Back in 2008, blockchain became a buzzword alongside Bitcoin with the release of the world’s first cryptocurrency. Those wondering about how to get one, first had to dive into the basics of decentralized banking.
In the following years, more businesses slowly took stock of Bitcoin and other emerging cryptos. Blockchain, always part of the topic but rarely mentioned, was one of the logistical necessities to launch and facilitate crypto exchanges. As crypto expanded, so did blockchain platforms, like IBM’s Hyperledger in 2015.
Though originally created to help regulate crypto, blockchain can be used for a wide variety of tools and services. At its most basic, blockchain is a non-corruptible ledger that tracks digital files—like a non-fungible ticket, for example.
The success of NFTs in recent years is another indicator that blockchain could become standardized across differing industries. Already, from the NBA’s Top Shot campaign to artists like Grime and Deadmau5, NFTs have proved popular and lucrative for private businesses and artists alike.
However, much like blockchain, NFTs can be a complex topic to explain to non-digital natives. Most will need a quick lesson regarding the purpose and origin of NFTs, as well as why blockchain is essential to the budding industry. Even high-profile executives have had to quickly learn about the future of this technology.
But will big business ultimately pivot toward blockchain? And if so, which sectors are in for an update in the near future?
Words like DeFi have become huge in recent years, owing to the evolution of financial technology since the introduction of bitcoin and blockchain back in 2008. Now that files can be transferred transparently and accessed by networks not bound to a central authority, areas from the stock exchange to lending platforms are changing.
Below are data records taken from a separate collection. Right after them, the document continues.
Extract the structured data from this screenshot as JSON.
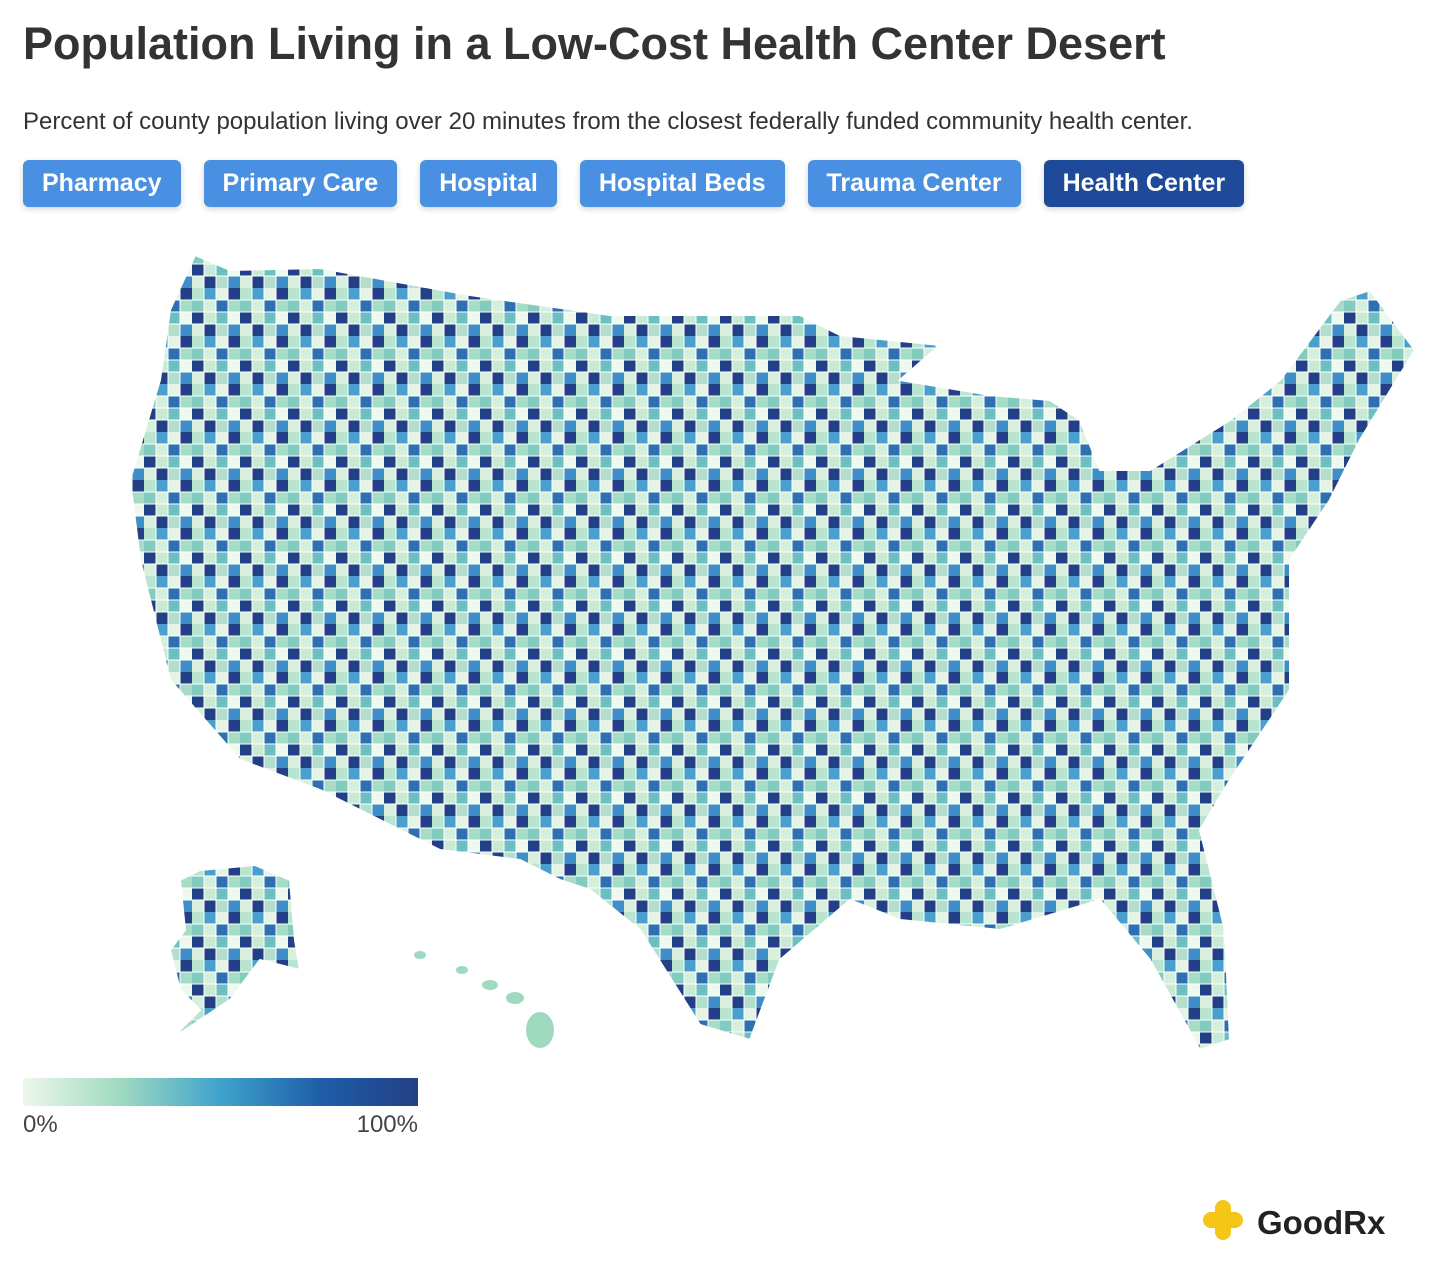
{
  "header": {
    "title": "Population Living in a Low-Cost Health Center Desert",
    "subtitle": "Percent of county population living over 20 minutes from the closest federally funded community health center."
  },
  "tabs": [
    {
      "label": "Pharmacy",
      "active": false
    },
    {
      "label": "Primary Care",
      "active": false
    },
    {
      "label": "Hospital",
      "active": false
    },
    {
      "label": "Hospital Beds",
      "active": false
    },
    {
      "label": "Trauma Center",
      "active": false
    },
    {
      "label": "Health Center",
      "active": true
    }
  ],
  "legend": {
    "min_label": "0%",
    "max_label": "100%",
    "colors": [
      "#eef8ec",
      "#9ed9c0",
      "#3fa3cc",
      "#1e5fa8",
      "#233f86"
    ]
  },
  "brand": "GoodRx"
}
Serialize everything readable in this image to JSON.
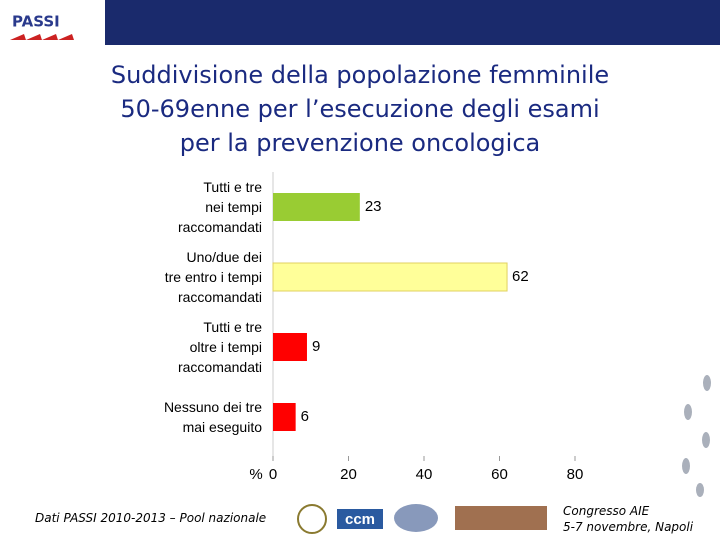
{
  "logo": "PASSI",
  "chart_data": {
    "type": "bar",
    "orientation": "horizontal",
    "title": "Suddivisione della popolazione femminile\n50-69enne per l’esecuzione degli esami\nper la prevenzione oncologica",
    "x_label": "%",
    "categories": [
      "Tutti e tre\nnei tempi\nraccomandati",
      "Uno/due dei\ntre entro i tempi\nraccomandati",
      "Tutti e tre\noltre i tempi\nraccomandati",
      "Nessuno dei tre\nmai eseguito"
    ],
    "values": [
      23,
      62,
      9,
      6
    ],
    "colors": [
      "#99cc33",
      "#ffff99",
      "#ff0000",
      "#ff0000"
    ],
    "xlim": [
      0,
      80
    ],
    "xticks": [
      0,
      20,
      40,
      60,
      80
    ]
  },
  "footer": {
    "source": "Dati PASSI 2010-2013 – Pool nazionale",
    "logo_ccm": "ccm",
    "event": "Congresso AIE\n5-7 novembre, Napoli"
  }
}
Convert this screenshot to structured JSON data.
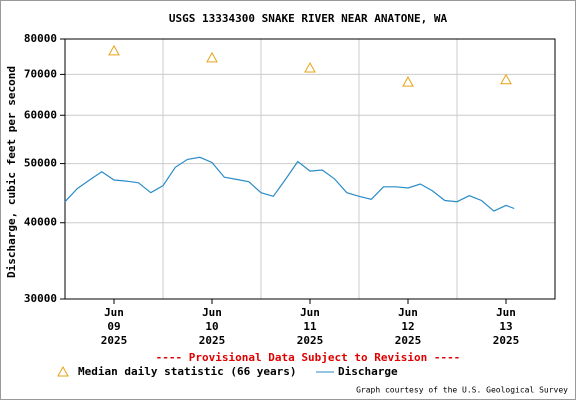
{
  "chart_data": {
    "type": "line",
    "title": "USGS 13334300 SNAKE RIVER NEAR ANATONE, WA",
    "y_label": "Discharge, cubic feet per second",
    "annotation": "---- Provisional Data Subject to Revision ----",
    "credit": "Graph courtesy of the U.S. Geological Survey",
    "log_y": true,
    "grid": true,
    "ylim": [
      30000,
      80000
    ],
    "yticks": [
      30000,
      40000,
      50000,
      60000,
      70000,
      80000
    ],
    "xlim": [
      "2025-06-09T00:00",
      "2025-06-14T00:00"
    ],
    "xticks": [
      {
        "value": "2025-06-09T12:00",
        "label": [
          "Jun",
          "09",
          "2025"
        ]
      },
      {
        "value": "2025-06-10T12:00",
        "label": [
          "Jun",
          "10",
          "2025"
        ]
      },
      {
        "value": "2025-06-11T12:00",
        "label": [
          "Jun",
          "11",
          "2025"
        ]
      },
      {
        "value": "2025-06-12T12:00",
        "label": [
          "Jun",
          "12",
          "2025"
        ]
      },
      {
        "value": "2025-06-13T12:00",
        "label": [
          "Jun",
          "13",
          "2025"
        ]
      }
    ],
    "xgrid": [
      "2025-06-10T00:00",
      "2025-06-11T00:00",
      "2025-06-12T00:00",
      "2025-06-13T00:00"
    ],
    "series": [
      {
        "name": "Median daily statistic (66 years)",
        "marker": "triangle",
        "color": "#e8a317",
        "x": [
          "2025-06-09T12:00",
          "2025-06-10T12:00",
          "2025-06-11T12:00",
          "2025-06-12T12:00",
          "2025-06-13T12:00"
        ],
        "values": [
          76500,
          74500,
          71700,
          68000,
          68600
        ]
      },
      {
        "name": "Discharge",
        "marker": "line",
        "color": "#2a8cc8",
        "x": [
          "2025-06-09T00:00",
          "2025-06-09T03:00",
          "2025-06-09T06:00",
          "2025-06-09T09:00",
          "2025-06-09T12:00",
          "2025-06-09T15:00",
          "2025-06-09T18:00",
          "2025-06-09T21:00",
          "2025-06-10T00:00",
          "2025-06-10T03:00",
          "2025-06-10T06:00",
          "2025-06-10T09:00",
          "2025-06-10T12:00",
          "2025-06-10T15:00",
          "2025-06-10T18:00",
          "2025-06-10T21:00",
          "2025-06-11T00:00",
          "2025-06-11T03:00",
          "2025-06-11T06:00",
          "2025-06-11T09:00",
          "2025-06-11T12:00",
          "2025-06-11T15:00",
          "2025-06-11T18:00",
          "2025-06-11T21:00",
          "2025-06-12T00:00",
          "2025-06-12T03:00",
          "2025-06-12T06:00",
          "2025-06-12T09:00",
          "2025-06-12T12:00",
          "2025-06-12T15:00",
          "2025-06-12T18:00",
          "2025-06-12T21:00",
          "2025-06-13T00:00",
          "2025-06-13T03:00",
          "2025-06-13T06:00",
          "2025-06-13T09:00",
          "2025-06-13T12:00",
          "2025-06-13T14:00"
        ],
        "values": [
          43300,
          45500,
          47000,
          48500,
          47000,
          46800,
          46500,
          44800,
          46000,
          49300,
          50800,
          51200,
          50200,
          47500,
          47100,
          46700,
          44800,
          44200,
          47100,
          50400,
          48600,
          48800,
          47200,
          44800,
          44200,
          43700,
          45800,
          45800,
          45600,
          46300,
          45100,
          43500,
          43300,
          44300,
          43500,
          41800,
          42700,
          42200
        ]
      }
    ]
  }
}
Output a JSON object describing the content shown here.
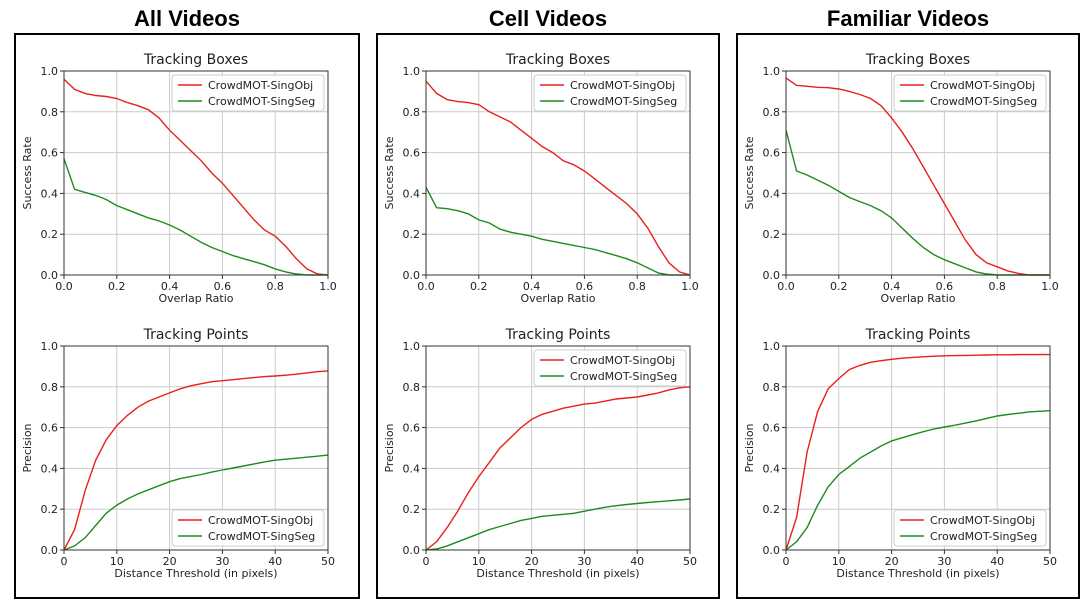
{
  "columns": [
    {
      "title": "All Videos",
      "charts": [
        {
          "type": "line",
          "title": "Tracking Boxes",
          "xlabel": "Overlap Ratio",
          "ylabel": "Success Rate",
          "xlim": [
            0,
            1
          ],
          "ylim": [
            0,
            1
          ],
          "xticks": [
            0.0,
            0.2,
            0.4,
            0.6,
            0.8,
            1.0
          ],
          "yticks": [
            0.0,
            0.2,
            0.4,
            0.6,
            0.8,
            1.0
          ],
          "xtick_labels": [
            "0.0",
            "0.2",
            "0.4",
            "0.6",
            "0.8",
            "1.0"
          ],
          "ytick_labels": [
            "0.0",
            "0.2",
            "0.4",
            "0.6",
            "0.8",
            "1.0"
          ],
          "legend_position": "top-right",
          "grid": true,
          "x": [
            0.0,
            0.04,
            0.08,
            0.12,
            0.16,
            0.2,
            0.24,
            0.28,
            0.32,
            0.36,
            0.4,
            0.44,
            0.48,
            0.52,
            0.56,
            0.6,
            0.64,
            0.68,
            0.72,
            0.76,
            0.8,
            0.84,
            0.88,
            0.92,
            0.96,
            1.0
          ],
          "series": [
            {
              "name": "CrowdMOT-SingObj",
              "color": "#e8201c",
              "values": [
                0.96,
                0.91,
                0.89,
                0.88,
                0.875,
                0.865,
                0.845,
                0.83,
                0.81,
                0.77,
                0.71,
                0.66,
                0.61,
                0.56,
                0.5,
                0.45,
                0.39,
                0.33,
                0.27,
                0.22,
                0.19,
                0.14,
                0.08,
                0.03,
                0.005,
                0.0
              ]
            },
            {
              "name": "CrowdMOT-SingSeg",
              "color": "#1f8a1f",
              "values": [
                0.57,
                0.42,
                0.405,
                0.39,
                0.37,
                0.34,
                0.32,
                0.3,
                0.28,
                0.265,
                0.245,
                0.22,
                0.19,
                0.16,
                0.135,
                0.115,
                0.095,
                0.08,
                0.065,
                0.05,
                0.03,
                0.015,
                0.005,
                0.0,
                0.0,
                0.0
              ]
            }
          ]
        },
        {
          "type": "line",
          "title": "Tracking Points",
          "xlabel": "Distance Threshold (in pixels)",
          "ylabel": "Precision",
          "xlim": [
            0,
            50
          ],
          "ylim": [
            0,
            1
          ],
          "xticks": [
            0,
            10,
            20,
            30,
            40,
            50
          ],
          "yticks": [
            0.0,
            0.2,
            0.4,
            0.6,
            0.8,
            1.0
          ],
          "xtick_labels": [
            "0",
            "10",
            "20",
            "30",
            "40",
            "50"
          ],
          "ytick_labels": [
            "0.0",
            "0.2",
            "0.4",
            "0.6",
            "0.8",
            "1.0"
          ],
          "legend_position": "bottom-right",
          "grid": true,
          "x": [
            0,
            2,
            4,
            6,
            8,
            10,
            12,
            14,
            16,
            18,
            20,
            22,
            24,
            26,
            28,
            30,
            32,
            34,
            36,
            38,
            40,
            42,
            44,
            46,
            48,
            50
          ],
          "series": [
            {
              "name": "CrowdMOT-SingObj",
              "color": "#e8201c",
              "values": [
                0.0,
                0.1,
                0.29,
                0.44,
                0.54,
                0.61,
                0.66,
                0.7,
                0.73,
                0.75,
                0.77,
                0.79,
                0.805,
                0.815,
                0.825,
                0.83,
                0.835,
                0.84,
                0.845,
                0.85,
                0.853,
                0.857,
                0.862,
                0.868,
                0.874,
                0.878
              ]
            },
            {
              "name": "CrowdMOT-SingSeg",
              "color": "#1f8a1f",
              "values": [
                0.0,
                0.02,
                0.06,
                0.12,
                0.18,
                0.22,
                0.25,
                0.275,
                0.295,
                0.315,
                0.335,
                0.35,
                0.36,
                0.37,
                0.382,
                0.392,
                0.402,
                0.412,
                0.422,
                0.432,
                0.44,
                0.445,
                0.45,
                0.455,
                0.46,
                0.465
              ]
            }
          ]
        }
      ]
    },
    {
      "title": "Cell Videos",
      "charts": [
        {
          "type": "line",
          "title": "Tracking Boxes",
          "xlabel": "Overlap Ratio",
          "ylabel": "Success Rate",
          "xlim": [
            0,
            1
          ],
          "ylim": [
            0,
            1
          ],
          "xticks": [
            0.0,
            0.2,
            0.4,
            0.6,
            0.8,
            1.0
          ],
          "yticks": [
            0.0,
            0.2,
            0.4,
            0.6,
            0.8,
            1.0
          ],
          "xtick_labels": [
            "0.0",
            "0.2",
            "0.4",
            "0.6",
            "0.8",
            "1.0"
          ],
          "ytick_labels": [
            "0.0",
            "0.2",
            "0.4",
            "0.6",
            "0.8",
            "1.0"
          ],
          "legend_position": "top-right",
          "grid": true,
          "x": [
            0.0,
            0.04,
            0.08,
            0.12,
            0.16,
            0.2,
            0.24,
            0.28,
            0.32,
            0.36,
            0.4,
            0.44,
            0.48,
            0.52,
            0.56,
            0.6,
            0.64,
            0.68,
            0.72,
            0.76,
            0.8,
            0.84,
            0.88,
            0.92,
            0.96,
            1.0
          ],
          "series": [
            {
              "name": "CrowdMOT-SingObj",
              "color": "#e8201c",
              "values": [
                0.95,
                0.89,
                0.86,
                0.85,
                0.845,
                0.835,
                0.8,
                0.775,
                0.75,
                0.71,
                0.67,
                0.63,
                0.6,
                0.56,
                0.54,
                0.51,
                0.47,
                0.43,
                0.39,
                0.35,
                0.3,
                0.23,
                0.14,
                0.06,
                0.015,
                0.0
              ]
            },
            {
              "name": "CrowdMOT-SingSeg",
              "color": "#1f8a1f",
              "values": [
                0.43,
                0.33,
                0.325,
                0.315,
                0.3,
                0.27,
                0.255,
                0.225,
                0.21,
                0.2,
                0.19,
                0.175,
                0.165,
                0.155,
                0.145,
                0.135,
                0.125,
                0.11,
                0.095,
                0.08,
                0.06,
                0.035,
                0.01,
                0.0,
                0.0,
                0.0
              ]
            }
          ]
        },
        {
          "type": "line",
          "title": "Tracking Points",
          "xlabel": "Distance Threshold (in pixels)",
          "ylabel": "Precision",
          "xlim": [
            0,
            50
          ],
          "ylim": [
            0,
            1
          ],
          "xticks": [
            0,
            10,
            20,
            30,
            40,
            50
          ],
          "yticks": [
            0.0,
            0.2,
            0.4,
            0.6,
            0.8,
            1.0
          ],
          "xtick_labels": [
            "0",
            "10",
            "20",
            "30",
            "40",
            "50"
          ],
          "ytick_labels": [
            "0.0",
            "0.2",
            "0.4",
            "0.6",
            "0.8",
            "1.0"
          ],
          "legend_position": "top-right",
          "grid": true,
          "x": [
            0,
            2,
            4,
            6,
            8,
            10,
            12,
            14,
            16,
            18,
            20,
            22,
            24,
            26,
            28,
            30,
            32,
            34,
            36,
            38,
            40,
            42,
            44,
            46,
            48,
            50
          ],
          "series": [
            {
              "name": "CrowdMOT-SingObj",
              "color": "#e8201c",
              "values": [
                0.0,
                0.04,
                0.11,
                0.19,
                0.28,
                0.36,
                0.43,
                0.5,
                0.55,
                0.6,
                0.64,
                0.665,
                0.68,
                0.695,
                0.705,
                0.715,
                0.72,
                0.73,
                0.74,
                0.745,
                0.75,
                0.76,
                0.77,
                0.785,
                0.795,
                0.8
              ]
            },
            {
              "name": "CrowdMOT-SingSeg",
              "color": "#1f8a1f",
              "values": [
                0.0,
                0.005,
                0.02,
                0.04,
                0.06,
                0.08,
                0.1,
                0.115,
                0.13,
                0.145,
                0.155,
                0.165,
                0.17,
                0.175,
                0.18,
                0.19,
                0.2,
                0.21,
                0.217,
                0.223,
                0.228,
                0.233,
                0.237,
                0.241,
                0.245,
                0.25
              ]
            }
          ]
        }
      ]
    },
    {
      "title": "Familiar Videos",
      "charts": [
        {
          "type": "line",
          "title": "Tracking Boxes",
          "xlabel": "Overlap Ratio",
          "ylabel": "Success Rate",
          "xlim": [
            0,
            1
          ],
          "ylim": [
            0,
            1
          ],
          "xticks": [
            0.0,
            0.2,
            0.4,
            0.6,
            0.8,
            1.0
          ],
          "yticks": [
            0.0,
            0.2,
            0.4,
            0.6,
            0.8,
            1.0
          ],
          "xtick_labels": [
            "0.0",
            "0.2",
            "0.4",
            "0.6",
            "0.8",
            "1.0"
          ],
          "ytick_labels": [
            "0.0",
            "0.2",
            "0.4",
            "0.6",
            "0.8",
            "1.0"
          ],
          "legend_position": "top-right",
          "grid": true,
          "x": [
            0.0,
            0.04,
            0.08,
            0.12,
            0.16,
            0.2,
            0.24,
            0.28,
            0.32,
            0.36,
            0.4,
            0.44,
            0.48,
            0.52,
            0.56,
            0.6,
            0.64,
            0.68,
            0.72,
            0.76,
            0.8,
            0.84,
            0.88,
            0.92,
            0.96,
            1.0
          ],
          "series": [
            {
              "name": "CrowdMOT-SingObj",
              "color": "#e8201c",
              "values": [
                0.965,
                0.93,
                0.925,
                0.92,
                0.918,
                0.912,
                0.9,
                0.885,
                0.865,
                0.83,
                0.77,
                0.7,
                0.62,
                0.53,
                0.44,
                0.35,
                0.26,
                0.17,
                0.1,
                0.06,
                0.04,
                0.02,
                0.008,
                0.0,
                0.0,
                0.0
              ]
            },
            {
              "name": "CrowdMOT-SingSeg",
              "color": "#1f8a1f",
              "values": [
                0.71,
                0.51,
                0.49,
                0.465,
                0.44,
                0.41,
                0.38,
                0.36,
                0.34,
                0.315,
                0.28,
                0.23,
                0.18,
                0.135,
                0.1,
                0.075,
                0.055,
                0.035,
                0.015,
                0.005,
                0.0,
                0.0,
                0.0,
                0.0,
                0.0,
                0.0
              ]
            }
          ]
        },
        {
          "type": "line",
          "title": "Tracking Points",
          "xlabel": "Distance Threshold (in pixels)",
          "ylabel": "Precision",
          "xlim": [
            0,
            50
          ],
          "ylim": [
            0,
            1
          ],
          "xticks": [
            0,
            10,
            20,
            30,
            40,
            50
          ],
          "yticks": [
            0.0,
            0.2,
            0.4,
            0.6,
            0.8,
            1.0
          ],
          "xtick_labels": [
            "0",
            "10",
            "20",
            "30",
            "40",
            "50"
          ],
          "ytick_labels": [
            "0.0",
            "0.2",
            "0.4",
            "0.6",
            "0.8",
            "1.0"
          ],
          "legend_position": "bottom-right",
          "grid": true,
          "x": [
            0,
            2,
            4,
            6,
            8,
            10,
            12,
            14,
            16,
            18,
            20,
            22,
            24,
            26,
            28,
            30,
            32,
            34,
            36,
            38,
            40,
            42,
            44,
            46,
            48,
            50
          ],
          "series": [
            {
              "name": "CrowdMOT-SingObj",
              "color": "#e8201c",
              "values": [
                0.0,
                0.16,
                0.48,
                0.68,
                0.79,
                0.84,
                0.885,
                0.905,
                0.92,
                0.928,
                0.935,
                0.94,
                0.944,
                0.947,
                0.95,
                0.952,
                0.953,
                0.954,
                0.955,
                0.956,
                0.957,
                0.957,
                0.958,
                0.958,
                0.958,
                0.958
              ]
            },
            {
              "name": "CrowdMOT-SingSeg",
              "color": "#1f8a1f",
              "values": [
                0.0,
                0.04,
                0.11,
                0.22,
                0.31,
                0.37,
                0.41,
                0.45,
                0.48,
                0.51,
                0.535,
                0.55,
                0.565,
                0.58,
                0.593,
                0.603,
                0.612,
                0.622,
                0.633,
                0.645,
                0.657,
                0.664,
                0.67,
                0.677,
                0.68,
                0.683
              ]
            }
          ]
        }
      ]
    }
  ]
}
However, blockchain isn’t without its drawbacks. Though decentralized, blockchain networks run at a far slower rate than centralized networks. Because files are encrypted and retain a full record of their existence, transferring those files can be costly in terms of time and energy.
Additionally, blockchain puts the power in the user’s hands—even if they’re unqualified. Existing structures use third-party companies to handle technical aspects of ledger maintenance, which mitigates the risk of user error. Blockchain, fully handing power to the sender, doesn’t have fail-safes to prevent mistakes.
Will big businesses hand over this type of power to their employees? It seems unlikely that third-party groups, paid well to deliver flawless work, will still have a place with companies handling billions in revenue each year—even if a blockchain network is in use.
To be fair, many huge corporations have already turned toward blockchain to improve their visibility—especially those working in finance. For example, Credit Suisse works with Paxos’ blockchain platform when settling US stock trades. JPMorgan Chase has also opted for a blockchain platform and even launched its own JP Coin crypto.
Santander, Western Union, and Citigroup have also pivoted toward blockchain to secure the billions of dollars that cross borders each year. Stock trading and hedge funds, as mentioned above, also benefit from the clean receipt that comes with every stock bought, sold, and traded.
Entertainment and Logistics
The future of blockchain is less clear beyond the fintech sector. For example, automated services could benefit greatly from a transparent ledger. Tracking and recording physical assets in complex industrial manufacturing work is painstaking and time-consuming work that would best fit a tamper-proof platform.
However, as with the NBA’s Top Shot NFT series, entertainment sectors may also want to cater to big-money clients who have opted for crypto. Looking ahead, larger groups like the NBA may not be responsible for delivering content to users.
Instead, blockchain would offer artists the opportunity to distribute their work directly to consumers. For example, a musician might not need Spotify to deliver their art. Not only would this increase revenue for artists, but it would also lessen the need for long-term contracts with aggregator groups.